Many-to-many relationships are the most complex to model.

  1. Create an middle-man collection

  • In a middle-man collection, the 2 document IDs are keys in the document.

  • The original documents don't have data about the relationship. They have to go to the middle-man collection to get the data.

  • Note: If you want to create a unique relationship (e.g. user can only heart a post once), make the document ID into a composite ID, which combines the 2 document IDs together.

  1. Embedded map with document IDs as keys

  • You're essentially creating a reference point for related data in the document.

  • The downside to this is that when we're querying the data, we're pulling in data from the parent document as well, which could be unnecessarily expensive.

  1. Embedded array with document IDs as items

  • This is similar to an embedded map but uses an array instead.

  • Note: You can only use the array-contains operator once at a time.

const authorId = 'dr-seuss';
const bookId   = 'lorax';

// 1. Middle Man Collection
const userReviews = db.collection('reviews').where('author', '==', authorId);
const bookReviews = db.collection('reviews').where('book', '==', bookId);

// Single read with composite key
const specificReview = db.collection('reviews').doc(`${bookId}_${authorId}`);

// 2. Map
// Reviews embedded on books
const bookWithReviews = db.collection('books').doc(bookId);
const userReviews = db.collection('books').orderBy('reviews.jeff-delaney');

// 3. Array
const books = db.collection('books').where('categories', 'array-contains', 'fiction');

// 4. Bucket
// Get a collection of documents with an array of IDs
const getLikedBooks = async () => {

  // Get books through user likes
  const userLikes = await db.collection('likes').orderBy('jeff-delaney').get();
  const bookIds = userLikes.docs.map(snap => snap.id);

  const bookReads = bookIds.map(id => db.collection('books').doc(id).get() );
  const books = Promise.all(bookReads)
}

getLikedBooks()

Advanced Techniques for Efficiency

Data duplication

Data duplication is about duplicating data at different places in the database to decrease the number of reads required to get the data. (This is a no-no in SQL but normal in NoSQL.)

An example of data duplication is a one-to-many relationship where a user can have multiple comments. Each comment is given the user's document ID for reference. However, if we want to avoid reading the user's document to get more data on them, we can duplicate some of that data in the comment document itself.
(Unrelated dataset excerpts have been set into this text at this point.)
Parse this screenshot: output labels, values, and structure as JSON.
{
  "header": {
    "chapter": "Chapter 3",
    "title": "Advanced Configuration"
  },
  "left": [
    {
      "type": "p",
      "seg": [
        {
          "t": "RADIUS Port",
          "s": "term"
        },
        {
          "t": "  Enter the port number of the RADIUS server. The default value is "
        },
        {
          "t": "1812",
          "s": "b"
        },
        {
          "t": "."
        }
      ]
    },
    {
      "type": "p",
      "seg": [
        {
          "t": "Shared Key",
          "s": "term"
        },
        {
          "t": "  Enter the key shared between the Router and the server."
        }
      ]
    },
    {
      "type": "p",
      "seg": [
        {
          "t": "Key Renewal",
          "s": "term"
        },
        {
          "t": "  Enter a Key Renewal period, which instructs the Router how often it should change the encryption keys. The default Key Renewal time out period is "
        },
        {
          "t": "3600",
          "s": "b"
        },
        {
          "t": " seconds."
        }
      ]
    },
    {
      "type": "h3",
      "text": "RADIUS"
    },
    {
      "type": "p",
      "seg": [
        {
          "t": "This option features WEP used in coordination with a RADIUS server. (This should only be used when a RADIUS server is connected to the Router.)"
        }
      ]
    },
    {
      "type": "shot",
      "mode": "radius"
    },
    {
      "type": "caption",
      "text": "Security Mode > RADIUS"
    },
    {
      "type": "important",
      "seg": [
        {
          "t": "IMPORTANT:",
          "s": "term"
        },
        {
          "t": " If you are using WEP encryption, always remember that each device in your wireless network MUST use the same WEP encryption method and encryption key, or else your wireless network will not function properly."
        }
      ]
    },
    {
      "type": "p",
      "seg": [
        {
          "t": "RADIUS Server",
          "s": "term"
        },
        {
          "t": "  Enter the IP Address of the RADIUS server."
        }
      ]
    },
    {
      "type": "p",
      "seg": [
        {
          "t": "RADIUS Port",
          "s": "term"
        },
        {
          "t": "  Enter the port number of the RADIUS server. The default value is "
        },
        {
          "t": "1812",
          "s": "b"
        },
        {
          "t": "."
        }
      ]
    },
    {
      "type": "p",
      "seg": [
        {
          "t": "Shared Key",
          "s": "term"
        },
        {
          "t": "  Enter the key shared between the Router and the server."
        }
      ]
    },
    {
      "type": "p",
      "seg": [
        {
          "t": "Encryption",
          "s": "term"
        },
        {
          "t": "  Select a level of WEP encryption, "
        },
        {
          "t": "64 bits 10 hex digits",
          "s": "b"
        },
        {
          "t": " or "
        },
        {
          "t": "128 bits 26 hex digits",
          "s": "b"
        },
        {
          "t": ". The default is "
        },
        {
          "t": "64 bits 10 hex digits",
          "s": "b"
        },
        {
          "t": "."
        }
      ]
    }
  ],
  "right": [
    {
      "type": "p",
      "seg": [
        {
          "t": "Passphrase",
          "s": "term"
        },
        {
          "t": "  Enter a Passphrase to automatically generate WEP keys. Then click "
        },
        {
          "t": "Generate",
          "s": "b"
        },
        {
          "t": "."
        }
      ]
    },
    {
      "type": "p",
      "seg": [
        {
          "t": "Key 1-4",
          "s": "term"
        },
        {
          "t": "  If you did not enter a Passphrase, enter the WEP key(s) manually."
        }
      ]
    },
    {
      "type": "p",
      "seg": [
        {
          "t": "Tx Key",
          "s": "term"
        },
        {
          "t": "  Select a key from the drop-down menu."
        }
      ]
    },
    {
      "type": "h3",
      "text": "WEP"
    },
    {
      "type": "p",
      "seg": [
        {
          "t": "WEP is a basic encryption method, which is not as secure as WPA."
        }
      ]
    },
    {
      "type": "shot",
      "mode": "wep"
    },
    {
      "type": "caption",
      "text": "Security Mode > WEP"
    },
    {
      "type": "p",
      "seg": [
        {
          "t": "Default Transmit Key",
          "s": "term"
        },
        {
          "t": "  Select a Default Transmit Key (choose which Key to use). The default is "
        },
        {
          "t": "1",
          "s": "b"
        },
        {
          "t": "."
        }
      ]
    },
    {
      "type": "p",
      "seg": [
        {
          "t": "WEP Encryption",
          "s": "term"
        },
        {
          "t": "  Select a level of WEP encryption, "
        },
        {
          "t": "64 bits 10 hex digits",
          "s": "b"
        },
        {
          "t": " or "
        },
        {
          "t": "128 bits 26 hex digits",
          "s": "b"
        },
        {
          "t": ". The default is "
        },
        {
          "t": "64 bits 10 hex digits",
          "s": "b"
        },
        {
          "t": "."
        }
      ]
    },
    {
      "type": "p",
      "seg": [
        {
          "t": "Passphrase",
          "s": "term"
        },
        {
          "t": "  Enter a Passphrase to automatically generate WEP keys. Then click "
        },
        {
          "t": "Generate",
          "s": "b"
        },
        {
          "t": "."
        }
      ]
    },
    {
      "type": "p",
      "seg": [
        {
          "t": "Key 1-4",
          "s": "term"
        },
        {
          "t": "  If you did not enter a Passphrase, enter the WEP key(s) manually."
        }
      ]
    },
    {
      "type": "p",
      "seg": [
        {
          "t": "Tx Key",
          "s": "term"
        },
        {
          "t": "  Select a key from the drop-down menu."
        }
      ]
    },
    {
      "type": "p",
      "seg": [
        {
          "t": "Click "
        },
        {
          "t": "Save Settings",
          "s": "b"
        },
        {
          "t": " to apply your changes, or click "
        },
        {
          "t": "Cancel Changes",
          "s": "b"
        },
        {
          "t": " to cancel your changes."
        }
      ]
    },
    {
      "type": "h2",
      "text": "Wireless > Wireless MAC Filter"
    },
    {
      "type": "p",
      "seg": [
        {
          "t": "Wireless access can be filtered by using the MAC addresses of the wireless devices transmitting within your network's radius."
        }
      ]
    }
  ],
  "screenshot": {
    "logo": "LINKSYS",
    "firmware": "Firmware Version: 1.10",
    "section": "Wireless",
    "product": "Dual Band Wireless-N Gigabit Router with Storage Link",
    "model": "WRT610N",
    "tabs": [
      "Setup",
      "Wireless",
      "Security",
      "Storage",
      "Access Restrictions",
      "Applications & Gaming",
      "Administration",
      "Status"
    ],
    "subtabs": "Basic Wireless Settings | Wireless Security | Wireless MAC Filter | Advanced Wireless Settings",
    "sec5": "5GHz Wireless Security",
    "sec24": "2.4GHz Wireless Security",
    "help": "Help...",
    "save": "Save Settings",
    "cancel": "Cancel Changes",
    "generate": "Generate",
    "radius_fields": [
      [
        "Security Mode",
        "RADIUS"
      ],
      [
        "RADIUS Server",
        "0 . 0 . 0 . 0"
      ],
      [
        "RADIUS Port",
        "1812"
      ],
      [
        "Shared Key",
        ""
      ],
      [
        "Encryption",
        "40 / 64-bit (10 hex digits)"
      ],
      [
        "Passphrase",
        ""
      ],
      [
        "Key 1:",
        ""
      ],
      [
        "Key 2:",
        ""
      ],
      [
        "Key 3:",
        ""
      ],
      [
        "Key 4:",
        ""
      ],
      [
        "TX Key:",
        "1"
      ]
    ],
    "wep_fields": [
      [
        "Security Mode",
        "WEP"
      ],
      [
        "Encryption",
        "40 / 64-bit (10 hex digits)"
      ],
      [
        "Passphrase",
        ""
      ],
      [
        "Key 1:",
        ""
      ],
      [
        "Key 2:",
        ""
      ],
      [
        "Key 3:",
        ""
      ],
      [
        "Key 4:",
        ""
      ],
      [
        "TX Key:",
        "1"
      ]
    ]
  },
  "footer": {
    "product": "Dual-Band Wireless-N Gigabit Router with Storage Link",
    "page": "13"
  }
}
Data duplication makes the most sense when you have information with lots of reads but few writes: you're decreasing number of reads required to gather data, but you're increasing number of places you have to write when that data changes.

Pro tip:

  • Good candidates for data duplication are things like usernames, which almost never change. When they do change, however, you may have to update them in 1000s of documents.

  • Bad candidates are things like

Aggregation via cloud functions

We can create cloud functions like onCreate, onDelete, onUpdate, and more that run when an event happens.

The most common use case for this is incrementing and decrementing counters (e.g. like count). By creating aggregate data, you decrease the number of reads required to get that data, increasing performance.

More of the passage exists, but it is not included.